With all the favorable factors, there are certain prevailing challenges as well. One of the major challenges in the country’s ready-to-eat food market is packaging of the product. It is one of the major concerns of food manufacturers as they want to ensure that product looks the same as it appears in adverts. Manufacturers also need to ensure that there is no compromise with freshness of the products, plus even if the product is preserved, it does not lose its natural qualities.

In addition, due to high prices of few ready-to-eat products, consumers tend to avoid them due to small servings, especially in case of big families in India. In addition, in the rural areas, ready-to-eat food products still do not constitute a large market except for few already popular products such as Maggie and namkeens. A large section of people also does not prefer to buy packaged food products due to health concerns.

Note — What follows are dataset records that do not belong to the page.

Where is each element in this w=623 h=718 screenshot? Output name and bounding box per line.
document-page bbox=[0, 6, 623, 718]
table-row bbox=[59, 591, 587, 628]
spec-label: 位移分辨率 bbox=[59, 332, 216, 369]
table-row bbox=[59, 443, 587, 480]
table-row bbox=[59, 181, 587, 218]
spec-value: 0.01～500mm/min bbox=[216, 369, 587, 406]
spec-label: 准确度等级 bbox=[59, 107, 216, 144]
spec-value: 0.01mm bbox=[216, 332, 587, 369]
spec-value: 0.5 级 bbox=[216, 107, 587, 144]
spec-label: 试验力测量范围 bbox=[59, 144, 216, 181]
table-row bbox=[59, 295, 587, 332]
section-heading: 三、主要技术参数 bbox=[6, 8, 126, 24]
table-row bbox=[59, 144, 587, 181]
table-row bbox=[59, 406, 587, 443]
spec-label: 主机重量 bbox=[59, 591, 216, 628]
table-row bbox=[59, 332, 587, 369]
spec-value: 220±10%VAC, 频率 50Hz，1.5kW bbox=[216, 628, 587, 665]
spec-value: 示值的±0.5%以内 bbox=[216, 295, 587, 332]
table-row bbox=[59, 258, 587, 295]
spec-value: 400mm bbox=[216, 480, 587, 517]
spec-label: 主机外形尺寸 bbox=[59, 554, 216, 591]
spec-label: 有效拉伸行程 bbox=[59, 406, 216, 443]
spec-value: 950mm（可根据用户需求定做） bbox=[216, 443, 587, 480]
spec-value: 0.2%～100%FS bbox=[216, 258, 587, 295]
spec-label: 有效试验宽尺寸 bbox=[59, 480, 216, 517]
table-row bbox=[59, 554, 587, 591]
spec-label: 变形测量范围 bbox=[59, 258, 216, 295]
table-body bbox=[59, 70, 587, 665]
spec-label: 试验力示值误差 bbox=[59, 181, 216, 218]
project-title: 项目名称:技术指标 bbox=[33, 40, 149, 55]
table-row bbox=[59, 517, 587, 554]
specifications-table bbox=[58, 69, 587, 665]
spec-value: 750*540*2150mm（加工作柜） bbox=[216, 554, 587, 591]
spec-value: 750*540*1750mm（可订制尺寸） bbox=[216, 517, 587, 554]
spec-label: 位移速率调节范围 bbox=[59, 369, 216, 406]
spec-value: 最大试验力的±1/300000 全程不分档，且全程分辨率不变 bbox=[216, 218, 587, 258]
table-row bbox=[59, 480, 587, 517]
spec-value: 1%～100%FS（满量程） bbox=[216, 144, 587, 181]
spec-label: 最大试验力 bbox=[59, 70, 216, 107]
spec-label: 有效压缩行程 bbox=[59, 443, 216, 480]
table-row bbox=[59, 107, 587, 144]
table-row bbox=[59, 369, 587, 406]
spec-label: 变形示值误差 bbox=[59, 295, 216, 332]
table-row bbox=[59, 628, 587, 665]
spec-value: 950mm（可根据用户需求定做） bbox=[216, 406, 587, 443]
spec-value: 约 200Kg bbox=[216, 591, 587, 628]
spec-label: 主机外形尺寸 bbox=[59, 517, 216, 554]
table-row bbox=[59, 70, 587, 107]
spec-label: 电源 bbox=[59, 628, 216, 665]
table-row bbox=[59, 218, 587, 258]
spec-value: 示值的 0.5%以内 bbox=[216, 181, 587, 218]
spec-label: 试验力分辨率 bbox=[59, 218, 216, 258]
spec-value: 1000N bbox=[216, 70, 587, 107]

Also, there is an increasing number of private and local players, which directly trade their products with local grocery stores, thereby providing a competition to the organised ready-to-eat food market players. Nevertheless, with increasing urbanisation, growing working class population, changing consumer taste, and leading players offering a wide range of products, India ready-to-eat food market is anticipated to grow at a robust pace in the coming years.